UBS Openings: Photography selected works from The UBS Art Collection at Tate Modern
UBS Openings: Photography, features over forty photographic works by influential American and European artists such as Andreas Gursky, Candida Höfer, and Thomas Ruff.
Most of the works included were produced during the 1990s, when photography became widely accepted as an art form of equal status to painting or sculpture and many will be on public view in the UK for the first time.
Works by Andreas Gursky include an iconic photograph, 99 Cent, 1999. This large scale work (207 x 336 cm) appears like a photographic field of colour, showing row after row of brightly packaged goods in a US store. There are also two works in the display by the German photographer Candida Höfer, who has produced a number of widely acclaimed photographs showing the interiors of public spaces, such as museums, libraries or universities. Often they are without people, though rows of chairs or other elements refer to the bodies absent at the time the picture is taken. Both photographers have taken an overview or ‘bird’s eye’ view of the environments they encounter.

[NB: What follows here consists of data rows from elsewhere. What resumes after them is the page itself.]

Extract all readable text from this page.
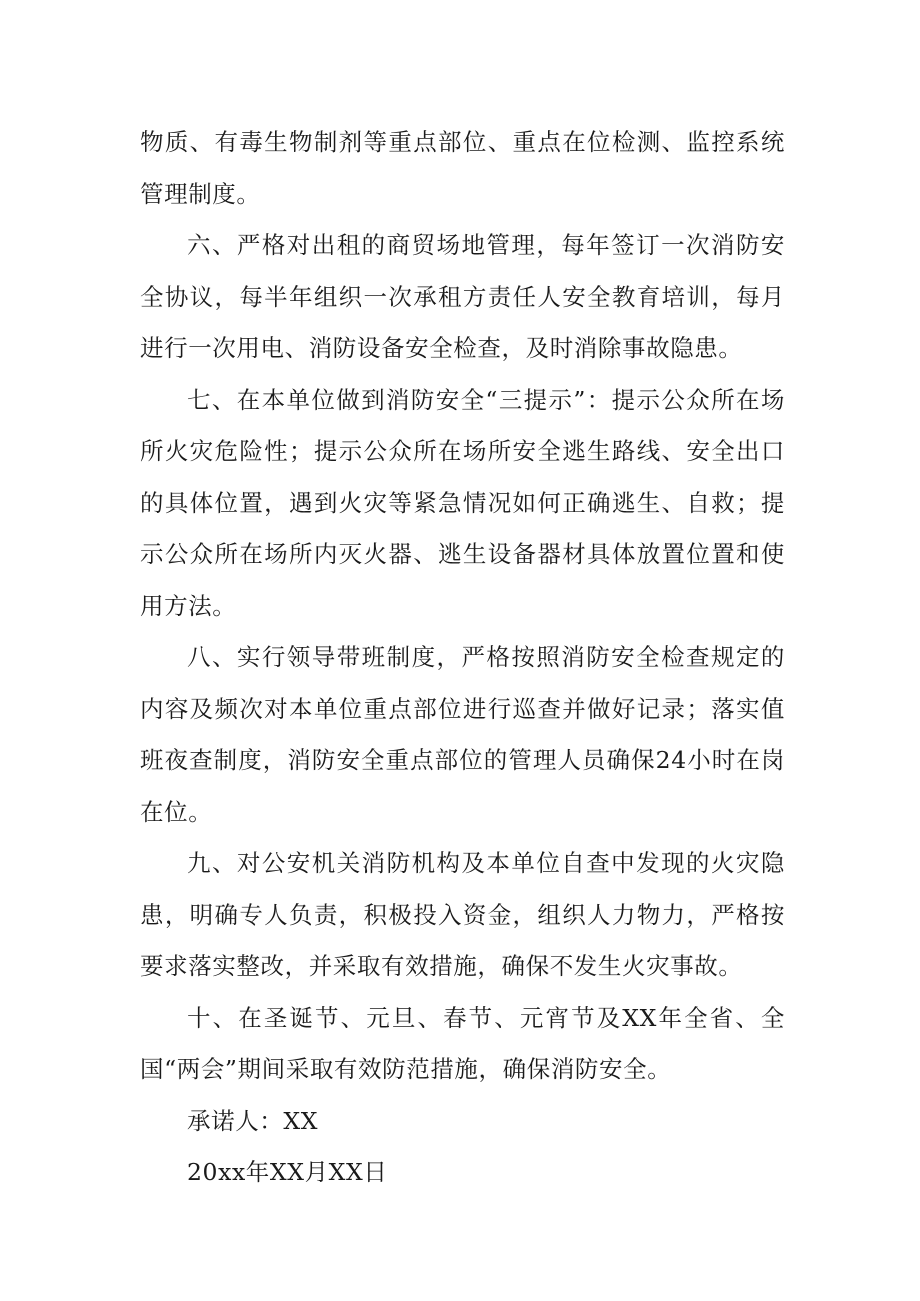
物质、有毒生物制剂等重点部位、重点在位检测、监控系统管理制度。

六、严格对出租的商贸场地管理，每年签订一次消防安全协议，每半年组织一次承租方责任人安全教育培训，每月进行一次用电、消防设备安全检查，及时消除事故隐患。

七、在本单位做到消防安全“三提示”：提示公众所在场所火灾危险性；提示公众所在场所安全逃生路线、安全出口的具体位置，遇到火灾等紧急情况如何正确逃生、自救；提示公众所在场所内灭火器、逃生设备器材具体放置位置和使用方法。

八、实行领导带班制度，严格按照消防安全检查规定的内容及频次对本单位重点部位进行巡查并做好记录；落实值班夜查制度，消防安全重点部位的管理人员确保24小时在岗在位。

九、对公安机关消防机构及本单位自查中发现的火灾隐患，明确专人负责，积极投入资金，组织人力物力，严格按要求落实整改，并采取有效措施，确保不发生火灾事故。

十、在圣诞节、元旦、春节、元宵节及XX年全省、全国“两会”期间采取有效防范措施，确保消防安全。

承诺人：XX

20xx年XX月XX日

Massimo Vitali’s tableaux of human life are created in his native Italy. Two panoramic photographs on display feature social gatherings and groups of people from a specially constructed vantage point. The Riccione Diptych shows the Adriatic seaside resort of Riccione for example, where rows of colourful, striped deck-chairs are spread across the beach, their occupants turned to face the sun. Like Vitali, Walter Niedermayr photographs people at leisure, although he has focused on alpine landscapes. Two photographs show a mountain top densely populated with tourists. Olivo Barbieri’s photographs give the impression of reducing both people and buildings to tiny ant-like proportions and the images are often blurred. The artist achieves this by taking aerial photographs from a helicopter and using a tilt-shift lens.
These photographs draw attention to the details present in the most mundane situations; to places, buildings, objects or people we may pass by during the course of daily existence. The artists included are Beat Streuli, Jean-Marc Bustamante, Fischli and Weiss and a large series of sixty portrait photographs by Thomas Ruff.